What is the purpose of Apple, Inc.?
That’s the question most people gloss over when spewing out torrents of opinions over the latest Apple issue of the day. However, you can’t criticize (or praise) a company unless you fully understand the larger picture – their very purpose. Most corporations are simply money making enterprises and their purpose can be summed up with the phrase, “maximize shareholder value.” Apple, on the other hand, is an outlier. Money is obviously very important to Apple, and they work very hard to make money. Yet, it is not the ultimate reason for their existence. Steve Jobs didn’t create and devote most of his life to Apple for the sole purpose of making money – he had higher ideals for the company that have been carried on after his passing. I’ve distilled those ideals into three main concepts which feed off each other.
When I first started thinking about this issue, I assumed the core mission of Apple was to simply ‘make great products.’ However, I realized that is only one piece of the puzzle. For Jobs and Apple, the revolution had to occur first, and that would lead to the great products. If Apple only wanted to make great products, but not revolutionary great products, they would have simply continued making Apple IIes for decades, slavishly refining the product so that it was a perfect version of that computer. They would still have been making great products, yet Jobs wanted more, he wanted something radically different and wanted to expand into new areas. The original Mac was a revolution, the iPod was a revolution… the iPhone… the iPad. These revolutionary products fueled both Jobs and Apple as a company.

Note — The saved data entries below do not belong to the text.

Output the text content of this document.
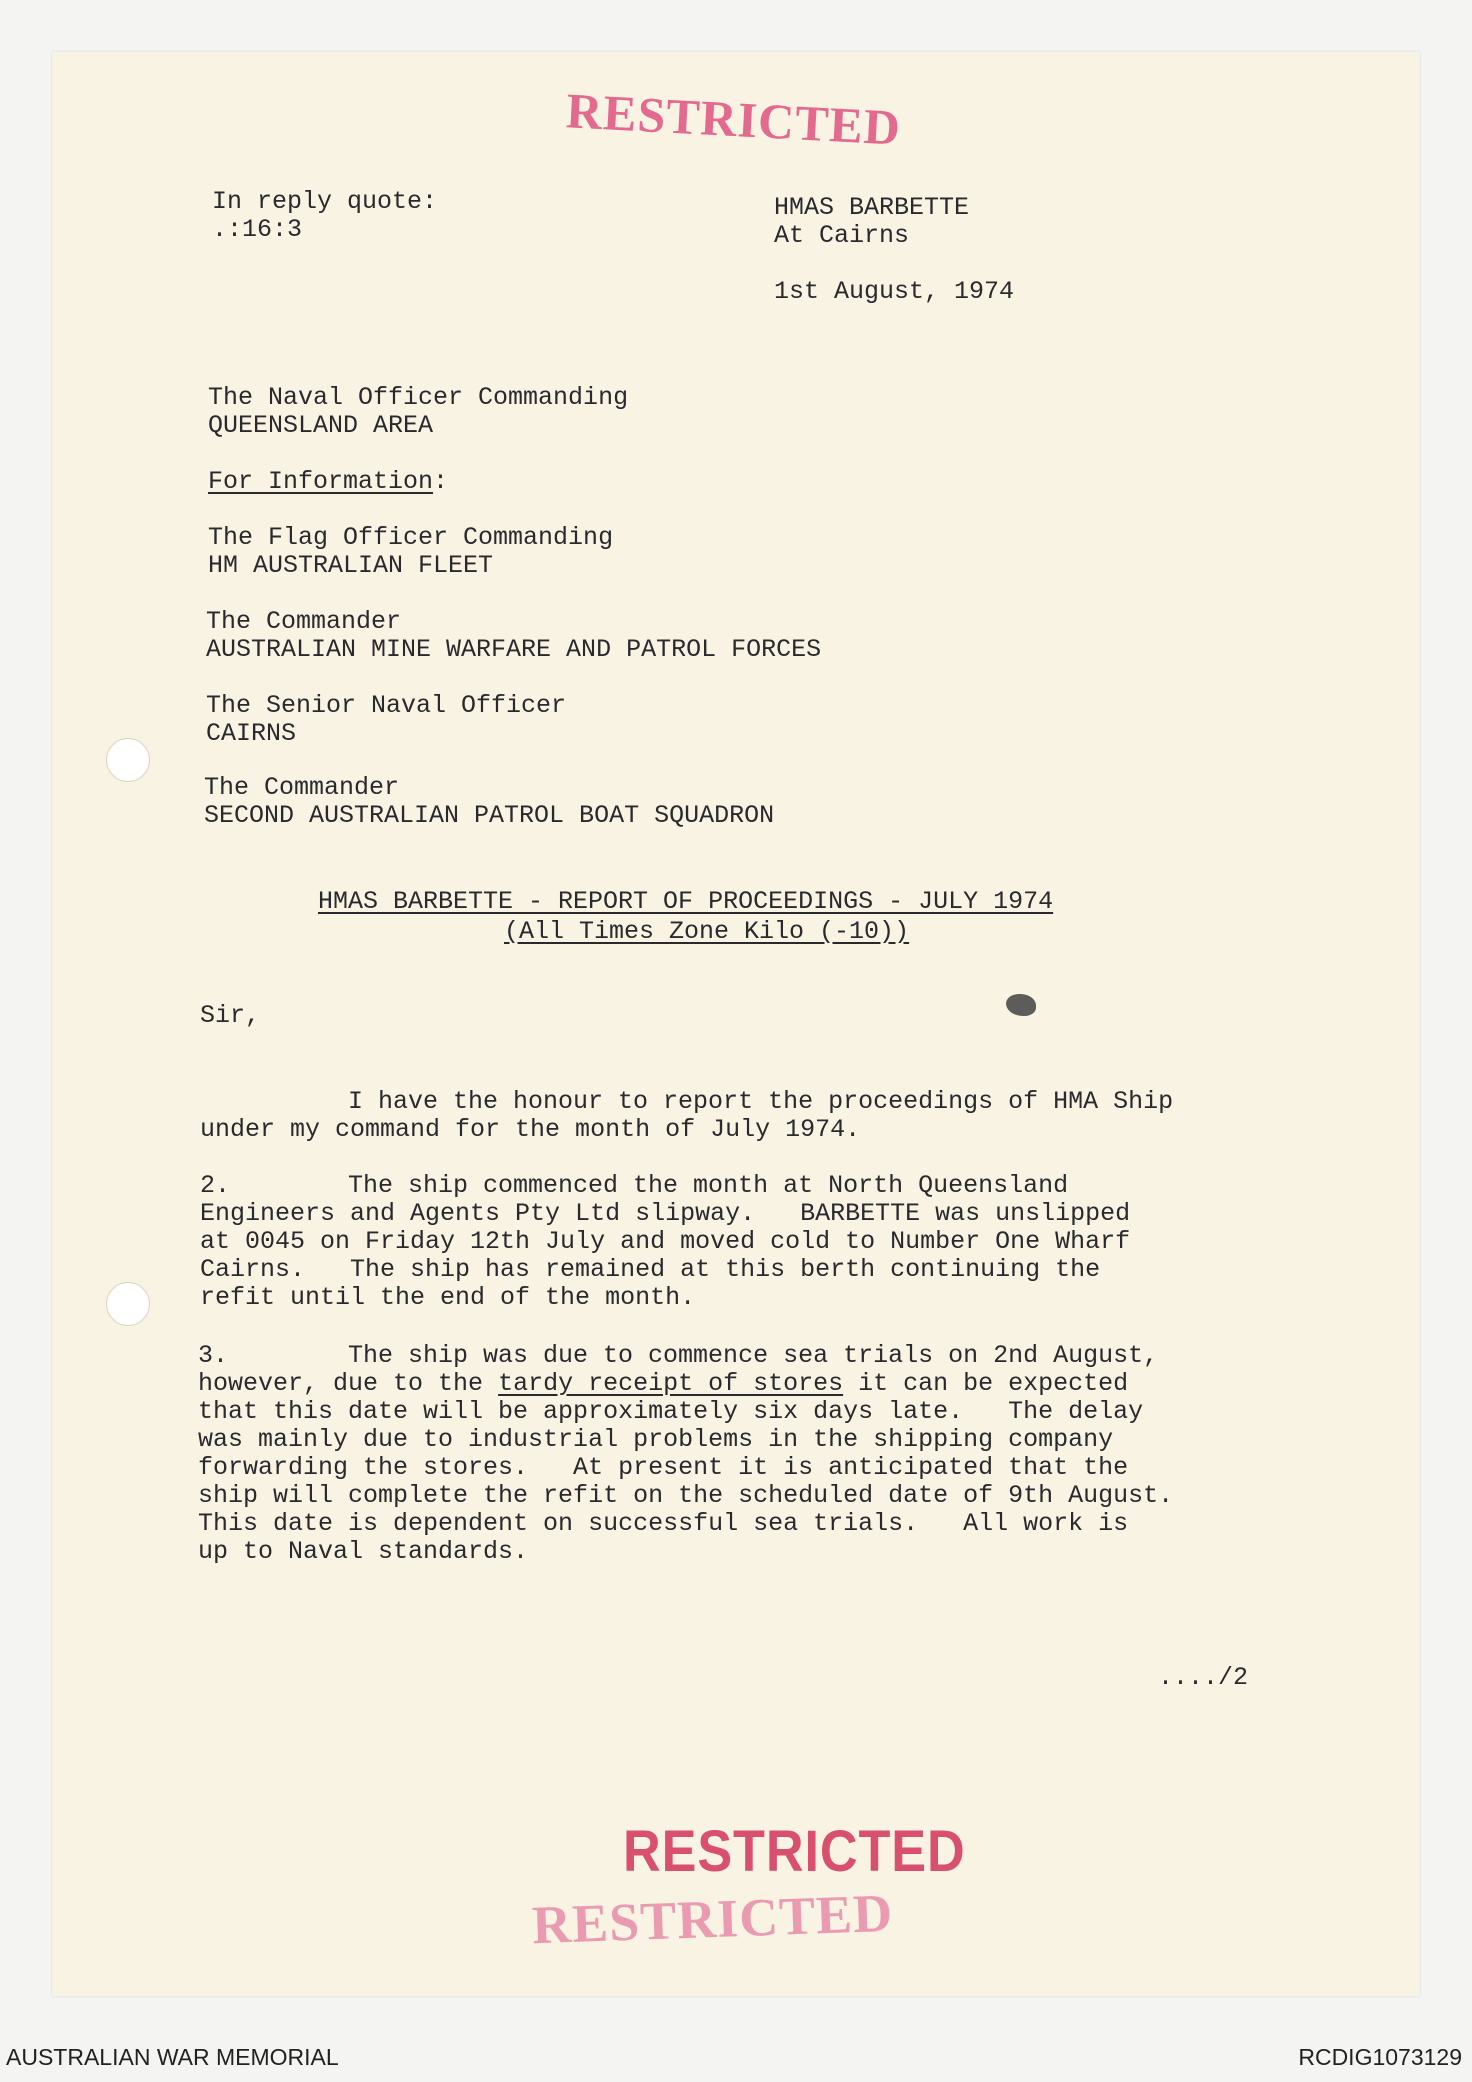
RESTRICTED
RESTRICTED
RESTRICTED
In reply quote:
.:16:3
HMAS BARBETTE
At Cairns
1st August, 1974
The Naval Officer Commanding
QUEENSLAND AREA
For Information:
The Flag Officer Commanding
HM AUSTRALIAN FLEET
The Commander
AUSTRALIAN MINE WARFARE AND PATROL FORCES
The Senior Naval Officer
CAIRNS
The Commander
SECOND AUSTRALIAN PATROL BOAT SQUADRON
HMAS BARBETTE - REPORT OF PROCEEDINGS - JULY 1974
(All Times Zone Kilo (-10))
Sir,
I have the honour to report the proceedings of HMA Ship
under my command for the month of July 1974.
2.	The ship commenced the month at North Queensland
Engineers and Agents Pty Ltd slipway.   BARBETTE was unslipped
at 0045 on Friday 12th July and moved cold to Number One Wharf
Cairns.   The ship has remained at this berth continuing the
refit until the end of the month.
3.	The ship was due to commence sea trials on 2nd August,
however, due to the tardy receipt of stores it can be expected
that this date will be approximately six days late.   The delay
was mainly due to industrial problems in the shipping company
forwarding the stores.   At present it is anticipated that the
ship will complete the refit on the scheduled date of 9th August.
This date is dependent on successful sea trials.   All work is
up to Naval standards.
..../2
AUSTRALIAN WAR MEMORIAL	RCDIG1073129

Jobs, at his core, was a revolutionary – someone who wanted to “change the world” and “put a dent in the universe.” He carried that utopian optimism of the 60s with him his entire life, and Apple was his vehicle of revolution. Money was a bonus in being part of the revolution, but never the main purpose. The purpose was to change what was wrong, and invent superior products that no one had ever seen before. This philosophy was distilled to its poetic essence in Jobs’ famous “Crazy Ones” commercial.
Here’s to the crazy ones. The misfits. The rebels. The troublemakers. The round pegs in the square holes. The ones who see things differently. They’re not fond of rules. And they have no respect for the status quo. You can quote them, disagree with them, glorify or vilify them. About the only thing you can’t do is ignore them. Because they change things. They push the human race forward. While some may see them as the crazy ones, we see genius. Because the people who are crazy enough to think they can change the world, are the ones who do.
Of course simply creating revolutionary products is not enough for Apple. Many companies have created revolutionary products, yet many of them have been terrible. Think about Web TV, or the original Windows tablets, or even something like Nintendo’s Power Glove. Apple not only wants to make their products be revolutionary, they want their products to be great. Usually it is the revolutionary idea or feature that leads to the product being great. Think about the iPhone’s touch screen. No smart phone had such a large touchscreen and so few physical buttons before the iPhone – it was truly revolutionary. Yet, Apple didn’t give the iPhone a touch screen simply to be revolutionary, they created it because it made for a far superior user experience. Thus, the revolutionary feature made the product great, the ideal combination.
This striving for greatness in their products is almost a sacred value to Apple, to the point they feel the need to publicly acknowledge any time they don’t feel they’ve lived up to their own high standards. Think about Tim Cook sending out an apology for the Maps app, or Steve Jobs calling a special event to acknowledge the antenna issue on the iPhone 4. Most companies churn out so many products that it is almost expected a fair number will be terrible. Imagine Samsung or Google holding a press conference every time they created something that wasn’t great – they’d be holding press conferences every other week.
This singular focus on making revolutionary great products leads to the ultimate question, what is the point of all this if not to simply make money? The answer is delight. Apple has continual stated, and recently reaffirmed in this beautifully animated video, that their ultimate end goal in making products is to delight the customer. To me delight encompasses more than simply amusing the customer. Delight means making one’s life better, more convenient, more organized, more worthwhile. When a father uses Facetime to see a son who lives on the other side of the world, he experiences delight. When an author can edit a novel on his iPhone while sitting on a bus, he experiences delight. When a mother uses an iPad to help her autistic son communicate, she experiences delight.
I realize I’m getting a little cheesy here, but I truly think that Apple thinks about those things when making products, and it’s not simply feel good stories they put into their commercials. They are completely and utterly dedicated to having their products enrich others lives. All the top people at Apple are so wealthy at this point that they all could retire and live on private islands. Yet, they continue to work at Apple because they truly believe this philosophy and feel fulfilled when they create products that delight customers. This really shows during Apple’s keynotes, although afterwards things get so overanalyzed that this fundamental message becomes lost.
When you start to think about Apple in terms of this core philosophy, things become much clearer. Viewed through this lens, one can have a more rational and measured conversation. It eliminates all the hidden motivations, conspiracy theories, and malevolent undertones that many people read into anything Apple does. The fact is they are simply not that complex. All you need to look at is whether the product is revolutionary, great, and delights the customer. After that you can dive into the details, but I think seeing the larger picture first puts things into context and illuminates Apple’s ultimate vision.